Et là, cela devient plus simple à résoudre. Vous remarquerez que pour cela, il aura fallu écarter dans chaque terme de l'équation l'encensoir anti-interrogation, le doute alternatif et permettre comme pour un théorème, de partir d'un singulier établi pour aller vers une généralisation non-contestable et ainsi arriver à l'essentiel :

Ce qui est légal n'est pas forcement moral.

Lequel dans la société des hommes doit-il primer ? Question menant à ce "comment supprimer l'inégalité ?".

Et de suite, les porteurs de bannières et gonfalons aux armes des baronnets et suzerains de dire " si la loi, c'est la loi, il faut que la loi prime pour que l'ordre règne".

Et tant pis pour la morale ?

Ainsi, l'ordre serait amoral ? Et ce serait légal ?

Quelle opportunité dès lors d'avoir comme outil l'état d'urgence pour suppléer aux encensoirs.

Comment le château, ses manoirs et hôtels particuliers justifient-ils que pour avoir le droit de dire que l'amoralité de la loi est illégitime, il faille aussi combattre le cadre imposé et contraint où il serait loisible de le dire ? La légalité du marché serait-elle aussi opposable à la démocratie ?

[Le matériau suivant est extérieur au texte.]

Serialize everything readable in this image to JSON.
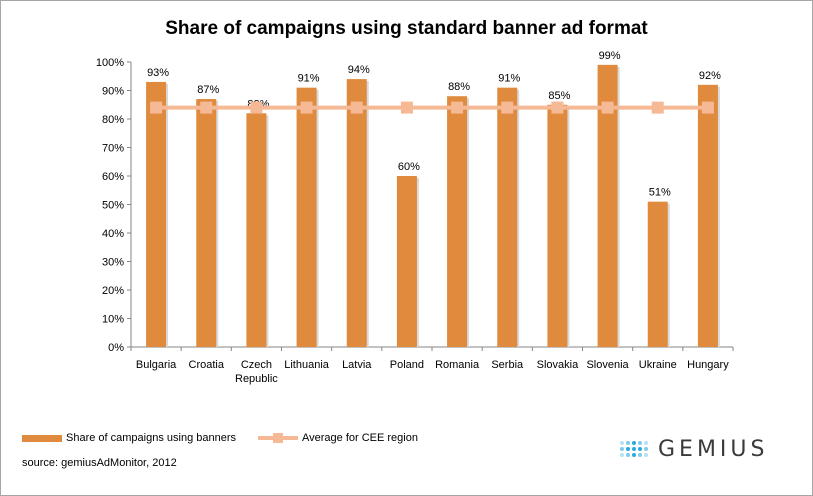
{
  "chart_data": {
    "type": "bar",
    "title": "Share of campaigns using standard banner ad format",
    "categories": [
      "Bulgaria",
      "Croatia",
      "Czech Republic",
      "Lithuania",
      "Latvia",
      "Poland",
      "Romania",
      "Serbia",
      "Slovakia",
      "Slovenia",
      "Ukraine",
      "Hungary"
    ],
    "category_lines": [
      [
        "Bulgaria"
      ],
      [
        "Croatia"
      ],
      [
        "Czech",
        "Republic"
      ],
      [
        "Lithuania"
      ],
      [
        "Latvia"
      ],
      [
        "Poland"
      ],
      [
        "Romania"
      ],
      [
        "Serbia"
      ],
      [
        "Slovakia"
      ],
      [
        "Slovenia"
      ],
      [
        "Ukraine"
      ],
      [
        "Hungary"
      ]
    ],
    "series": [
      {
        "name": "Share of campaigns using banners",
        "type": "bar",
        "color": "#E08A3E",
        "values": [
          93,
          87,
          82,
          91,
          94,
          60,
          88,
          91,
          85,
          99,
          51,
          92
        ],
        "data_labels": [
          "93%",
          "87%",
          "82%",
          "91%",
          "94%",
          "60%",
          "88%",
          "91%",
          "85%",
          "99%",
          "51%",
          "92%"
        ]
      },
      {
        "name": "Average for CEE region",
        "type": "line",
        "color": "#F6B995",
        "values": [
          84,
          84,
          84,
          84,
          84,
          84,
          84,
          84,
          84,
          84,
          84,
          84
        ]
      }
    ],
    "yticks": [
      "0%",
      "10%",
      "20%",
      "30%",
      "40%",
      "50%",
      "60%",
      "70%",
      "80%",
      "90%",
      "100%"
    ],
    "ylim": [
      0,
      100
    ],
    "grid": false,
    "legend": "bottom-left"
  },
  "source": "source: gemiusAdMonitor, 2012",
  "logo_text": "GEMIUS"
}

La loi fondamentale nommée Constitution dit que le toit, la santé et l'emploi sont des droits. Oui, mais comme c'est la loi fondamentale, elle donne des valeurs morales. Comme la morale ne prime pas sur la loi, cela revient à dire que l'apparence de la légalité prime sur les fondations établies à partir de la moralité.

Et d'un seul coup tout s'éclaire : s'il y a de l'argent en jeux (action SCI, fiscalité ISF à contourner service publique à privatiser, la loi permet de bousculer, de contourner (ou, si cadre restreint d' installer des " niches " les chiens de garde en raffolent). S'il s'agit de contester les débordements que la loi d'argent permet, la morale doit s'incliner.

Et d'un seul coup, notre équation est résolue :

Pour remettre de la moralité dans les rapports humains, il faut supprimer les lois fiscales encadrant ce rapport à l'argent permettant d'être légalement immoral.

C'est une des facettes du combat contre le capital et son rapport social d'exploitation.

Regardez la macroncratie et sa vulgate : " en votant pour moi afin d'interdire à l'autre d'envahir, vous m'autorisez à me recommander de votre accord pour maintenir et développer l’amoralité en renforçant les textes illégitimes encadrant notre légalité ".

Que le sieur Ferrand doive partir, c'est sûr. Mais qu'il ne soit que le fusible protégeant l'immoralité est amoral.

Vous voyez bien qu'il n'y a d'issue que dans la contestation et le renversement du capitalisme géniteur de ces travers. Notez bien que fondamentalement, c'est pour avoir cédé et laisser revenir par les fenêtres ce que les révolutions mettent à la porte qu'à chaque fois ces dernières, trahi par la montée en puissance des hors-sol, ont failli et que sont revenus les lois légitimant l'amoralité et réinstaurant le rapport social d'exploitation.

Une belle façon de prouver que l'état n'est que l'organisation de classe de domination et que ne pas réfléchir à comment s'organiser socialement en s'affranchissant de cette forme de contrainte de masse laisse les contraignants poursuivre leur domination sur les contraints.